I have been on a pie kick lately. We've been averaging about 2 sweet and/or savory pies a week. Aaron doesn't mind in the least, except for the fact that I make a huge mess when I make a pie crust, so he prefers when I use pre-made crusts. I say that's cheating (unless I'm short on time or have an extra crust in the refrigerator).

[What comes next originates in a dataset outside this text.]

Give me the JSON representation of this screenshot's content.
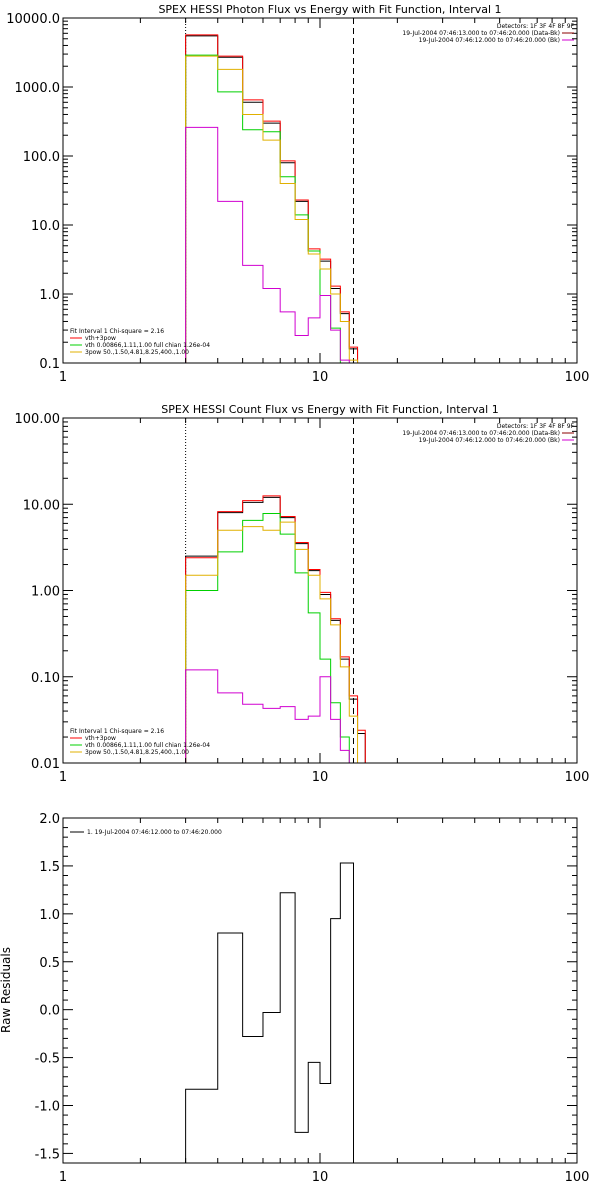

This time I used a made my own crust and Aaron didn't complain at all, because his mouth was full for too long eating as much of this pie as he could fit in his stomach. We used a bunch of different heirloom tomatoes for the pie, so it was a beautiful mix of red, green, purple, and yellow tomatoes. This is so good. I promise.

Tomato Pie

1 9-inch pie crust
1/2 red onion, diced
3 large or 6 - 8 smaller tomatoes, about 3 cups, seeded, squeezed to remove excess liquid, and chopped, then drained on paper towels (you want to remove as much liquid as possible)
1/4 cup basil leaves, sliced into thin strips
1 c. mozzarella, shredded
1 c. cheddar cheese, shredded
1/2 c. mayonnaise
a couple of shakes of hot sauce (I used Frank's Red Hot)
kosher salt and fresh ground black pepper

Preheat oven to 350 degrees F. Prick pie shell all over with a fork and bake for 8 to 10 minutes, or until very lightly golden brown.

Sprinkle the bottom of the pie crust with the onion. Top with tomatoes. Sprinkle the basil over the tomatoes.

In a medium bowl, mix together the remaining ingredients until well combined. Spread over the top of the other ingredients, making sure it reaches the edges. Place in oven and bake until golden and bubbly, about 35-45 minutes.

1 comment:

  1. Seriously, what's NOT to like about this? It looks absolutely delicious -- and so pretty, with the multi-colored tomatoes. YUM!